Em vídeo publicado após a operação, o parlamentar negou ter cometido irregularidades e afirmou que pretende colaborar com as investigações. Segundo Frias, todos os documentos solicitados serão apresentados às autoridades e, na avaliação dele, o caso deverá ser arquivado.
"Se há alguma nota que a CGU quer ver, isso se resolve com documento, não com operação em ano de eleição. Cortina de fumaça", declarou.
Frias também confirmou que os agentes apreenderam equipamentos e documentos durante as buscas. Ele afirmou que foram levados celular, computador e documentos e destacou que não houve prisão.

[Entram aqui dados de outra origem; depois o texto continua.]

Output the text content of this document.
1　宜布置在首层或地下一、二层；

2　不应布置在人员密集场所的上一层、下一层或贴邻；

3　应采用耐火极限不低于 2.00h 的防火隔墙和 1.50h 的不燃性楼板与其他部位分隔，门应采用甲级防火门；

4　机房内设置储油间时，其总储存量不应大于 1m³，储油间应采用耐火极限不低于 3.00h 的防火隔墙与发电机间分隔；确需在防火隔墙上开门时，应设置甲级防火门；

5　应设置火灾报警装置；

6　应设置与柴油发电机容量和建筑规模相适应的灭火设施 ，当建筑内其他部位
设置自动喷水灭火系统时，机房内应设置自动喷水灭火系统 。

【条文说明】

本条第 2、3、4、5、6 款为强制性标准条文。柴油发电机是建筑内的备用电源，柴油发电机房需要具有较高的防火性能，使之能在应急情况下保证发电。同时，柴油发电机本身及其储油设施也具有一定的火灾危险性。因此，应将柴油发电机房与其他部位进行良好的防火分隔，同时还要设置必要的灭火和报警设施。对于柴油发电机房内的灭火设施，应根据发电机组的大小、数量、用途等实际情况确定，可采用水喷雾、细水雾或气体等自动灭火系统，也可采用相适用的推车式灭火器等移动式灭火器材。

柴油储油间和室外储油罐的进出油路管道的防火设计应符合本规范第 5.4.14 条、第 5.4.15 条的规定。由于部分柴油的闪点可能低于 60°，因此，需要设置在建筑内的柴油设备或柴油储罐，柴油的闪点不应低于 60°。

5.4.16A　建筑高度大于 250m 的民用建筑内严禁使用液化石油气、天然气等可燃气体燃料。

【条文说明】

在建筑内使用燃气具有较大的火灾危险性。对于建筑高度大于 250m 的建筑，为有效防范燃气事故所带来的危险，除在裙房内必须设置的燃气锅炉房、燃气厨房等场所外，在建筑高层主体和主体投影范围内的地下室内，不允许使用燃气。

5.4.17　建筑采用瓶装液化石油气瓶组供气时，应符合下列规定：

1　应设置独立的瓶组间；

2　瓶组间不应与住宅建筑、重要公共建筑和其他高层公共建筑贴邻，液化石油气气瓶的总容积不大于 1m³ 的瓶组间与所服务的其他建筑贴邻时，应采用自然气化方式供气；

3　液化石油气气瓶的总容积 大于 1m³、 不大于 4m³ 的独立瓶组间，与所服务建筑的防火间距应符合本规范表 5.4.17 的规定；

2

Deputado contesta investigação sobre emendas
Na manifestação, Mário Frias afirmou que a apuração envolve cerca de R$ 2 milhões em emendas parlamentares destinadas a projetos que, segundo ele, tinham como objetivo desenvolver ações esportivas e de letramento digital para crianças e adolescentes.
"A investigação é sobre uma emenda parlamentar de R$ 2 milhões que eu destinei para contemplar um projeto esportivo e outro de letramento digital para tirar crianças da rua", disse.
O deputado também contestou a ideia de que os parlamentares tenham controle direto sobre o dinheiro das emendas. "Emenda parlamentar não é dinheiro que passa pela mão do deputado. Ela vai do Tesouro para o órgão executor, que aprova um plano de trabalho previamente e fiscaliza prestação de contas", afirmou.
O que a PF investiga
A operação, autorizada pelo ministro Flávio Dino, do Supremo Tribunal Federal (STF), investiga suspeitas de irregularidades envolvendo recursos de emendas parlamentares e organizações relacionadas ao filme "Dark Horse", sobre Jair Bolsonaro. Ao todo, foram expedidos 49 mandados de busca e apreensão.